Reputation: 335
I have a data frame that looks like this:
c1 c2
fish fishing
dog tomato
cat loop
horse horse
I would now like to delete every row where c1 == c2 AND where c1 is a substring of c2 and vice versa. In my example, horse == horse and 'fish' is a substring of 'fishing'. I know about the grepl function, e.g.: df[!grepl(df$c1, df$c2),]
.
However, this solution does not account for substrings.
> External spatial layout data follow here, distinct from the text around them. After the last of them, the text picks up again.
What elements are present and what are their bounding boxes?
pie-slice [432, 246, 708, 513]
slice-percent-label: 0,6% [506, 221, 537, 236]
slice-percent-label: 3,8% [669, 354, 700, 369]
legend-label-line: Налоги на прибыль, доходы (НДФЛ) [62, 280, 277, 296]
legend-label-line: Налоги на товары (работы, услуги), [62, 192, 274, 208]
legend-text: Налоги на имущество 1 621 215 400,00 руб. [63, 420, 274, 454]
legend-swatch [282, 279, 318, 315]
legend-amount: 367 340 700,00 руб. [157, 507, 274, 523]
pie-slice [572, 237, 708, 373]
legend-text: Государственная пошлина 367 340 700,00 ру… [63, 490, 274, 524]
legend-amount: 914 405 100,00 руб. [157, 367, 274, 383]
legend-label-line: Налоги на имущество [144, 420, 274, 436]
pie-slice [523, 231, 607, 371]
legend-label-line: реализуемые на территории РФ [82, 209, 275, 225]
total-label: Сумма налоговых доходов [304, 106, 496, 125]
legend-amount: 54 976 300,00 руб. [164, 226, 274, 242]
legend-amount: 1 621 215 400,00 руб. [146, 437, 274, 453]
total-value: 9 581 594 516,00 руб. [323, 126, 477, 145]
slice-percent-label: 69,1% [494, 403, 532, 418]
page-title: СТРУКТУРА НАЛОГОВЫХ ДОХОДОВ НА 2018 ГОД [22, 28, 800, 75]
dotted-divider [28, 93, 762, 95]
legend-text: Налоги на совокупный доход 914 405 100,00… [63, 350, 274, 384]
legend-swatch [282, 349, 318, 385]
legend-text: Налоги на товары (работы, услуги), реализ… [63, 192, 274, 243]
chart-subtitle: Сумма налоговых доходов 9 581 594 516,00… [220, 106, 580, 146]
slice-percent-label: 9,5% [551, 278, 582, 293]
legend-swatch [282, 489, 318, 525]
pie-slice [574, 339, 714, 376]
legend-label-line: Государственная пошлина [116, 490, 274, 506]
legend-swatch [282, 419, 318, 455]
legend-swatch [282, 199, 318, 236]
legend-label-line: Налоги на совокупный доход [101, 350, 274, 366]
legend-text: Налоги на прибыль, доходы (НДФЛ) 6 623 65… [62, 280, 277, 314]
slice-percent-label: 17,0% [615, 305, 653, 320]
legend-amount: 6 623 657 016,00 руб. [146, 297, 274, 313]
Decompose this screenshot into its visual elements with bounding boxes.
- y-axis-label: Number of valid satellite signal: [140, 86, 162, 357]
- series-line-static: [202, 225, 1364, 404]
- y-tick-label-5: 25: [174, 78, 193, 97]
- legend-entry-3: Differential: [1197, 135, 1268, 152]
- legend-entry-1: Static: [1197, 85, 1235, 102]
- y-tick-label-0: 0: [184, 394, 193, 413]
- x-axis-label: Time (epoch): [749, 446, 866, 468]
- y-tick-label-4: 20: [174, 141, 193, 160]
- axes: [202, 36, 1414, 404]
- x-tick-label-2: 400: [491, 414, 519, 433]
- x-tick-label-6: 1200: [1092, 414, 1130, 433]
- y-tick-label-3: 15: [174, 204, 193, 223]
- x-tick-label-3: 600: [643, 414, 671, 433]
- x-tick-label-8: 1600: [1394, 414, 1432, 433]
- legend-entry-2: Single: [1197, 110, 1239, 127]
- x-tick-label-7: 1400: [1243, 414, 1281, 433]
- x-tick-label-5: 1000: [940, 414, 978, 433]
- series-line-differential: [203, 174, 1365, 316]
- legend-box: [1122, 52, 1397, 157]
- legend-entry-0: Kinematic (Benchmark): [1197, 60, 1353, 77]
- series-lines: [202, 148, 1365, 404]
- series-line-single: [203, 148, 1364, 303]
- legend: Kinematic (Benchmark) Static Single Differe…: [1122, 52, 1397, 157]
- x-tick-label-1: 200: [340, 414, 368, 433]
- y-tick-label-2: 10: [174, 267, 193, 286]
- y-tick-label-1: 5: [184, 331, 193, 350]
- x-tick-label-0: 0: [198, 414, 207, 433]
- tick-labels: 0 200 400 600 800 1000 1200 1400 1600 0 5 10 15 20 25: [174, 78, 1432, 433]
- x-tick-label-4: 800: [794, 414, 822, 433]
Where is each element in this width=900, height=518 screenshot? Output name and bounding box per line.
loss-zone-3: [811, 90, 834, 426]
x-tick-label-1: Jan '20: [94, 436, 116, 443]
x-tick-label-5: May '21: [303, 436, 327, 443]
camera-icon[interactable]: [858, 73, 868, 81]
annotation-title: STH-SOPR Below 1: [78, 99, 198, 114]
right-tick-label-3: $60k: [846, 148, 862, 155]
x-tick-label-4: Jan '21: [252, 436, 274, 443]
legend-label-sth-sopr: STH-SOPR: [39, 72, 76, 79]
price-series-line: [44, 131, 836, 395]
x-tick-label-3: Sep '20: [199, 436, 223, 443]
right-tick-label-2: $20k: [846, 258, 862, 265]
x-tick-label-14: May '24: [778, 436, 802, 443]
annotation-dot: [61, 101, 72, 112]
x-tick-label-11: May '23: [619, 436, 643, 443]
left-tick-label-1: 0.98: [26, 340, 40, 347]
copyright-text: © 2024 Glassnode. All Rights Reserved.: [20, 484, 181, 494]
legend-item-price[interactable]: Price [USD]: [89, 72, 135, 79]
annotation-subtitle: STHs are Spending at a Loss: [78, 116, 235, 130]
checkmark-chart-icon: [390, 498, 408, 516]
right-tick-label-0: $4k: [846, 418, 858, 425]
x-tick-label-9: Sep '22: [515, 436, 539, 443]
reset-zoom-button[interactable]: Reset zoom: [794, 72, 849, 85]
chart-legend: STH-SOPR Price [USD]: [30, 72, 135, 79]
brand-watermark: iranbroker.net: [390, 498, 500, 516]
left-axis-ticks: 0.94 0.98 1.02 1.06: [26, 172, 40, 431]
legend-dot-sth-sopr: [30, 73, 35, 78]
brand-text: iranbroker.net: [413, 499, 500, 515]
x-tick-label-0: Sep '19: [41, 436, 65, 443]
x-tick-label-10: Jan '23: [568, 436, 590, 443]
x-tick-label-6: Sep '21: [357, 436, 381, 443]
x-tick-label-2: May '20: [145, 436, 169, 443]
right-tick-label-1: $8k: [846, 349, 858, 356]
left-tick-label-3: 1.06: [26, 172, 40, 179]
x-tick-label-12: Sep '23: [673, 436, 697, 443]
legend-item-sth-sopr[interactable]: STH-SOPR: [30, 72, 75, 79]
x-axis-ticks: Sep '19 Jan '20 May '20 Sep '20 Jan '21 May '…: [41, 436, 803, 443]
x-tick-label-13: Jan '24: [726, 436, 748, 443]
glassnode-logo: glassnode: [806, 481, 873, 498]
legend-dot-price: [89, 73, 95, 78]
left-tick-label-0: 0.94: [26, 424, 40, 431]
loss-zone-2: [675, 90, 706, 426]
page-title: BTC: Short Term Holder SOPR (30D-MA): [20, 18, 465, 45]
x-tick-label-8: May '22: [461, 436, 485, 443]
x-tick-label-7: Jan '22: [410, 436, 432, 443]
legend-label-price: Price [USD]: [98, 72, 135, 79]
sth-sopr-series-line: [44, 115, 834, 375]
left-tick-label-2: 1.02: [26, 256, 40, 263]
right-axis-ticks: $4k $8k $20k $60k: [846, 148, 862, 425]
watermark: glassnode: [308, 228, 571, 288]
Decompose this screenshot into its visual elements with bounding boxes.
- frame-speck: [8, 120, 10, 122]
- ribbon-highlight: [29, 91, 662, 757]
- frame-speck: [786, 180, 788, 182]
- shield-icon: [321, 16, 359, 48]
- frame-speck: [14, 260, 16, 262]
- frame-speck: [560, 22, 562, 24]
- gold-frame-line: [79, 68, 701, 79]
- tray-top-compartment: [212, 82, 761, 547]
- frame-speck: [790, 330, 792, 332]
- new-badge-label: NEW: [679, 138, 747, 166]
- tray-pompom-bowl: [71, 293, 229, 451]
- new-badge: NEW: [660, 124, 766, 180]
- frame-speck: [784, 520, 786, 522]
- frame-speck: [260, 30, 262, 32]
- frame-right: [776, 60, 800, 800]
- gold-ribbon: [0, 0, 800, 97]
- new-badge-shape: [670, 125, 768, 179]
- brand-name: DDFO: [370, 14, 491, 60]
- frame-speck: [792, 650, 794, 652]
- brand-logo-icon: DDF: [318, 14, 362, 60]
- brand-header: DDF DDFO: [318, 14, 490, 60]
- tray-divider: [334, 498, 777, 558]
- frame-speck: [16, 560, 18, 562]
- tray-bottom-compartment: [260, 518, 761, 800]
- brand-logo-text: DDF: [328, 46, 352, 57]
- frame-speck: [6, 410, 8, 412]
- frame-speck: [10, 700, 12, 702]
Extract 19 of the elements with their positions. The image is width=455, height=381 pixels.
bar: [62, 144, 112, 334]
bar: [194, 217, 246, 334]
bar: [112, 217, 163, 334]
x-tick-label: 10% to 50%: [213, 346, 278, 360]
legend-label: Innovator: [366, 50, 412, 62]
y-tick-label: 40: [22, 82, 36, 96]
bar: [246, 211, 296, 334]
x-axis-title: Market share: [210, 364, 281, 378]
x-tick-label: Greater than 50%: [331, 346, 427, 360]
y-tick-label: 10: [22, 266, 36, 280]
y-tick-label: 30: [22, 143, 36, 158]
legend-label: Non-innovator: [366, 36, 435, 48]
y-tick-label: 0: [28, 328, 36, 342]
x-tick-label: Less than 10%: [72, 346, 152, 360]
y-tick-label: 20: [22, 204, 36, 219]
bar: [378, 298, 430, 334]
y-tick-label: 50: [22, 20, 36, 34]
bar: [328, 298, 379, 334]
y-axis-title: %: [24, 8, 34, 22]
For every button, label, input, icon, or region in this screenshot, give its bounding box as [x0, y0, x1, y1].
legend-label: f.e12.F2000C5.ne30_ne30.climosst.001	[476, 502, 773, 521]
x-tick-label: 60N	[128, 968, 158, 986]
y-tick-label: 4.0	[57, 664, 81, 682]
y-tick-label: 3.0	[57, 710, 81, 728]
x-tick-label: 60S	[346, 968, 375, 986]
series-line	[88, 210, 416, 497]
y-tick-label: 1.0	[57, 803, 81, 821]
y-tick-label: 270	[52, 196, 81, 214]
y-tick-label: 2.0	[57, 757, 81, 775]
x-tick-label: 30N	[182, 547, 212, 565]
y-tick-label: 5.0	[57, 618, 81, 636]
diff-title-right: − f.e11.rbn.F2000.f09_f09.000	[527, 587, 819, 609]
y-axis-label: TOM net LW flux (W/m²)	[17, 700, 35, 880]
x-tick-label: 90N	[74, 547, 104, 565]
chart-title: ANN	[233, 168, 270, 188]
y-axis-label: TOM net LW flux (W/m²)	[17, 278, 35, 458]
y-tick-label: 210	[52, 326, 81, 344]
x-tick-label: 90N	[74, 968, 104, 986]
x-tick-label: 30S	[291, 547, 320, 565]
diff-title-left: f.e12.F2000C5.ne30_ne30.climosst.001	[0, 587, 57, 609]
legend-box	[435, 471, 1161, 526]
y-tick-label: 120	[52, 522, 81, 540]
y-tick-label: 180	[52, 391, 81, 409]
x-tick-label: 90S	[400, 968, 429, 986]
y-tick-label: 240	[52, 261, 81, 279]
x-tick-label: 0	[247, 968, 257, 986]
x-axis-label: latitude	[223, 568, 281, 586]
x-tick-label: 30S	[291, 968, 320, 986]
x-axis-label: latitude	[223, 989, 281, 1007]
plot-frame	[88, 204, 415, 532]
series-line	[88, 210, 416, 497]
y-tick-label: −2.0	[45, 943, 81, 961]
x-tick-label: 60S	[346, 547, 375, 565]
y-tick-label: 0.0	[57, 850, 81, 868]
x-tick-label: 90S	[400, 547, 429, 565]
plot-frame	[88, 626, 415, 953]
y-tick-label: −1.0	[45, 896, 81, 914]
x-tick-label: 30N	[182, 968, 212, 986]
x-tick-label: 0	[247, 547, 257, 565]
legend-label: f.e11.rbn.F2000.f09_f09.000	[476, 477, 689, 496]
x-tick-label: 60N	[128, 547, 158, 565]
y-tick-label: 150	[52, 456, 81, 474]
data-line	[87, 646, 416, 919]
Maybe there is a solution where I can use df[!grepl("STRING", df$c2),]
for every row, so that "STRING" equals the value of df$c1?
Thanks in advance!
Upvotes: 2
Views: 126
Reputation: 160417
dat[!with(dat, mapply(grepl, c1, c2)) & !with(dat, mapply(grepl, c2, c1)),]
# c1 c2
# 2 dog tomato
# 3 cat loop
grepl
only works on one pattern at a time: if you try multiple patterns (i.e., each of dat$c1
), then you'll receive a warning (and not the intended output).
grepl(dat$c1, dat$c2)
# Warning in grepl(dat$c1, dat$c2) :
# argument 'pattern' has length > 1 and only the first element will be used
# [1] TRUE FALSE FALSE FALSE
We vectorize it (with mapply
) and run it iteratively on each of the c1
/c2
pairs.
Upvotes: 2
Reputation: 3294
Using tidyverse
:
library(tidyverse)
df %>%
filter(!str_detect(c2, c1), !str_detect(c1, c2))
Output:
c1 c2
1: dog tomato
2: cat loop
This will work no matter which columns have similar words (not just like in your specific example).
Upvotes: 2